Handling of ra machine failures
mbj4668 opened this issue · comments
I have noticed that the system ends up in a bad state (?) if the apply
callback crashes (erlang:error
or erlang:exit
).
If apply
crashes, the ra_server_proc
proccess exits, and is restarted by its supervisor (ra_server_sup
), but then it fails again, and the supervisor reaches its max restart, and then its supervisor (ra_server_sup_sup
) detects this. However, the child ra_server_sup
has restart strategy temporary
, so it just ignores this error. Here's an attempt to illustrate the supervision tree:
The system is called store
.
ra_sup [one_for_one, max 1 restarts in 5 secs]

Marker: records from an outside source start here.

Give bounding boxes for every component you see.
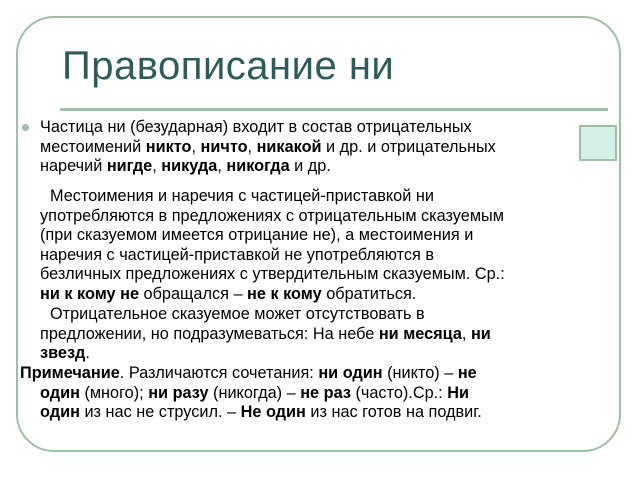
note-bold-phrase: не раз xyxy=(300,383,351,402)
p2-line-2: употребляются в предложениях с отрицательным сказуемым xyxy=(40,206,504,225)
note-text: из нас готов на подвиг. xyxy=(305,403,482,421)
title-underline xyxy=(60,108,608,111)
p1-bold-word: никакой xyxy=(256,137,322,156)
p1-bold-word: никогда xyxy=(226,157,290,175)
p2-line-3: (при сказуемом имеется отрицание не), а местоимения и xyxy=(40,226,474,244)
p2-line-6 xyxy=(40,285,505,305)
paragraph-3 xyxy=(40,305,491,364)
slide-title: Правописание ни xyxy=(62,44,395,88)
note-bold-phrase: ни разу xyxy=(148,383,209,402)
note-text: (никто) – xyxy=(382,364,458,382)
note-line-2 xyxy=(20,384,482,404)
note-bold-phrase: не xyxy=(457,364,477,382)
p2-line-1: Местоимения и наречия с частицей-приставкой ни xyxy=(50,187,434,205)
p1-line-1: Частица ни (безударная) входит в состав отрицательных xyxy=(40,118,472,136)
p3-bold-word: ни месяца xyxy=(378,324,462,343)
p1-text: и др. xyxy=(289,157,331,175)
note-bold-phrase: Ни xyxy=(447,383,469,402)
p1-bold-word: никуда xyxy=(161,157,218,175)
p1-text: и др. и отрицательных xyxy=(321,137,496,156)
p1-line-2 xyxy=(40,138,496,158)
p3-bold-word: звезд xyxy=(40,344,86,362)
p1-line-3 xyxy=(40,157,496,177)
p3-line-1: Отрицательное сказуемое может отсутствовать в xyxy=(50,305,425,323)
p1-bold-word: нигде xyxy=(106,157,153,175)
p2-line-5: безличных предложениях с утвердительным сказуемым. Ср.: xyxy=(40,265,505,283)
note-text: . Различаются сочетания: xyxy=(119,364,319,382)
p1-text: , xyxy=(152,157,162,175)
p2-bold-phrase: не к кому xyxy=(247,284,322,303)
note-line-3 xyxy=(20,403,482,423)
p3-text: , xyxy=(461,324,471,343)
p1-bold-word: никто xyxy=(145,137,192,156)
p1-text: наречий xyxy=(40,157,107,175)
accent-box xyxy=(579,125,617,161)
p1-text: , xyxy=(217,157,227,175)
p1-text: , xyxy=(191,137,201,156)
p2-bold-phrase: ни к кому не xyxy=(40,284,139,303)
bullet-icon xyxy=(22,124,29,131)
note-text: (никогда) – xyxy=(208,383,301,402)
p1-bold-word: ничто xyxy=(200,137,248,156)
paragraph-1 xyxy=(40,118,496,177)
note-paragraph xyxy=(20,364,482,423)
p2-line-4: наречия с частицей-приставкой не употребляются в xyxy=(40,245,434,264)
p2-text: обращался – xyxy=(139,284,248,303)
note-bold-phrase: ни один xyxy=(318,364,383,382)
note-bold-phrase: один xyxy=(40,383,80,402)
note-label: Примечание xyxy=(20,364,120,382)
note-text: (часто).Ср.: xyxy=(350,383,448,402)
p3-bold-word: ни xyxy=(470,324,491,343)
note-bold-phrase: один xyxy=(40,403,80,421)
p1-text: местоимений xyxy=(40,137,146,156)
note-text: из нас не струсил. – xyxy=(79,403,241,421)
p2-text: обратиться. xyxy=(321,284,417,303)
note-line-1 xyxy=(20,364,482,384)
p3-line-2 xyxy=(40,325,491,345)
paragraph-2 xyxy=(40,187,505,304)
p3-text: . xyxy=(85,344,90,362)
p1-text: , xyxy=(247,137,257,156)
note-bold-phrase: Не один xyxy=(240,403,306,421)
note-text: (много); xyxy=(79,383,149,402)
p3-text: предложении, но подразумеваться: На небе xyxy=(40,324,379,343)
p3-line-3 xyxy=(40,344,491,364)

+-- PERM ra_systems_sup [one_for_one, max 1 restarts in 5 secs]
| +-- PERM <0.195.0>/ra_system_sup [one_for_all, max 1 restarts in 5 secs]
| +-- PERM ra_store_server_sup_sup/ra_server_sup_sup [simple_one_for_one, max 1 restarts in 5 secs]
| | +-- TEMP <0.241.0>/ra_server_sup [one_for_one, max 2 restarts in 5 secs]
| | +-- TRAN store_ra/ra_server_proc
| +-- PERM ra_store_log_sup/ra_log_sup [one_for_all, max 5 restarts in 5 secs]
| | +-- PERM <0.205.0>/ra_log_wal_sup [one_for_one, max 1 restarts in 5 secs]
| | | +-- PERM ra_store_log_wal/ra_log_wal
| | +-- PERM ra_store_segment_writer/ra_log_segment_writer
| | +-- PERM ra_store_log_meta/ra_log_meta
| | +-- PERM <0.200.0>/ra_log_pre_init
| +-- PERM ra_store_log_ets/ra_log_ets
+-- PERM ra_file_handle
+-- PERM ra_metrics_ets
+-- PERM ra_machine_ets
I expected the error to propagate and eventually terminate the application. What is the intended way to handle these kinds of errors? My current workaround is to find the temporary supervisor (<0.241.0> above) and monitor it from another process, but this requires peeking into the internal state of ra, which doesn't seem quite right.